01 September 2011

Barchester Towers


So familiar isn’t it? In Anthony Trollope’s Barchester Towers (I am but ¼ of the way through) the bishopric of Barchester goes to Dr. Proudie though Dr. Grantly, the son of the recently deceased bishop, fully expected and was deserving to receive the appointment. Unfortunately for him, a change in the party in power resulted in the seat being awarded to a candidate more in political sympathy with the new party in power. Competence and sentiment had nothing to do with it. And to be honest, even Grantly desires the bishopric because he did “desire to play first fiddle; he did desire to sit in full lawn sleeves among the peers of the realm; and he did desire, if the truth must out, to be called “My Lord” by his reverend brethren.” Yes, position is mostly about pride and vanity. 
The newly appointed bishop, Dr. Proudie, brings with him his own chaplain, Dr. Slope, who in his first public sermon vows to replace all of the traditional practices of the town with the more contemporary religious beliefs.
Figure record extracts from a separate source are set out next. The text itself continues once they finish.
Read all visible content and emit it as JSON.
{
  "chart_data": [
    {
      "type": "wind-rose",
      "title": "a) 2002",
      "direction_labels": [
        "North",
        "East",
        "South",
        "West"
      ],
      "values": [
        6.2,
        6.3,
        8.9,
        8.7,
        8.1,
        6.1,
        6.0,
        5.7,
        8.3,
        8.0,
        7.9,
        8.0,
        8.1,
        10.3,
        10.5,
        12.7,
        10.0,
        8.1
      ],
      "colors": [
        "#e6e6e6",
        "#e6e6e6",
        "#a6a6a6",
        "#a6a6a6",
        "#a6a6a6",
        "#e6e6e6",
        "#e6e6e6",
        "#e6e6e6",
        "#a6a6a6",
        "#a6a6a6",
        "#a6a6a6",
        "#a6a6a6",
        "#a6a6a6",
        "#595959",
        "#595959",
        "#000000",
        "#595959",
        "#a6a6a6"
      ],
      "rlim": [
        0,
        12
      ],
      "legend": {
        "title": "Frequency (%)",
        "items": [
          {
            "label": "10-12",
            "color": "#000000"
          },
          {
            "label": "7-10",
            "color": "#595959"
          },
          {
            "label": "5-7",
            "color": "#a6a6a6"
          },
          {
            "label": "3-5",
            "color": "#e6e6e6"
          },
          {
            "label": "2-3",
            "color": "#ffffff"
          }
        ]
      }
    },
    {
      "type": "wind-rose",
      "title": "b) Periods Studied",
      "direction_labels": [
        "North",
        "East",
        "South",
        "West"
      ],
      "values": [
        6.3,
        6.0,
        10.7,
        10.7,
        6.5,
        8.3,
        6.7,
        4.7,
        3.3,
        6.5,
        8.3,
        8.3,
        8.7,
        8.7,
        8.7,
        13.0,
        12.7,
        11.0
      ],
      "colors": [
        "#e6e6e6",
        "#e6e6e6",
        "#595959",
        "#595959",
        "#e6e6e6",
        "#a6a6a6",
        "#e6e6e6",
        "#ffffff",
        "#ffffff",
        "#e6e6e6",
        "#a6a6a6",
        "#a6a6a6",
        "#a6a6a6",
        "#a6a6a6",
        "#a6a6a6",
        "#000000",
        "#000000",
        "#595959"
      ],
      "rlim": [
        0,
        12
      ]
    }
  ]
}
That is, speaking for the Bishop, Slope announces the end to all precedent and to the imposition of a new, foreign, even hostile order for which the people care not at all. Then Slope insists that Mr. Harding, the administrator of Hiram’s Hospital, a retirement home for older and poorer men, to institute a Sabbath requirement, a Sabbath school, to paint the premises inside and out every so many years, take out the garbage, and to accept a sharply reduced income. “Work is now required from every man who receives wages; and they have to superintend the doing of work, and the paying of wages, are bound to see that this rule is carried out.” It is not the idea of work that truly disturbs him though the job had been rather pleasantly easy up until now; rather, “any antipathies of which his heart was susceptible, were directed against those new, busy, uncharitable, self-lauding men, of whom Mr. Slope was so good an example.” You see, conservative as he might be, Harding despised Republicans and Tea Party members. 
When Dr. Harding refuses to accede to the new requirements and conditionsthis was wormwood to himSlope replaces him with a candidate more amenable to his demands. That is, Slope advocates for Quiverful until Dr. Slope discovers that Mr. Harding’s widowed daughter receives £1200 per annum. At which time he decides that Eleanor Bold might make an excellent wife, and to facilitate his courting of her he advocates to the Bishop that Harding be re-employed as warden of the hospital even under the older conditions and that the new candidate be sacked. Slope has no sincere principles really. 
You see, politics and personal aggrandizement motivates the characters and not concern for the public weal or the integrity of any profession. Indeed, the personal and the political seem here coincident and they are both quite dangerous: for these figures the public serves merely as a screen on which to project their own avaricious visions and desires as they grasp for power. And what occurs in Barchester has nothing to do with sincere belief or civic improvement: vanity and cupidity motivate action. So, too, does it seem in education today: nay, madam, I know not seems. The conversation is all about who can grasp the most power and demand subservience from the greatest number of subordinates. The question of the day is not how to improve education but with whom should this one sleep to attain greater power. 
No, politics doesn’t make strange bedfellows: it is strange fellows who believe that getting into bed with those with whom they deeply disagree will make for a night’s sleep or a good lay.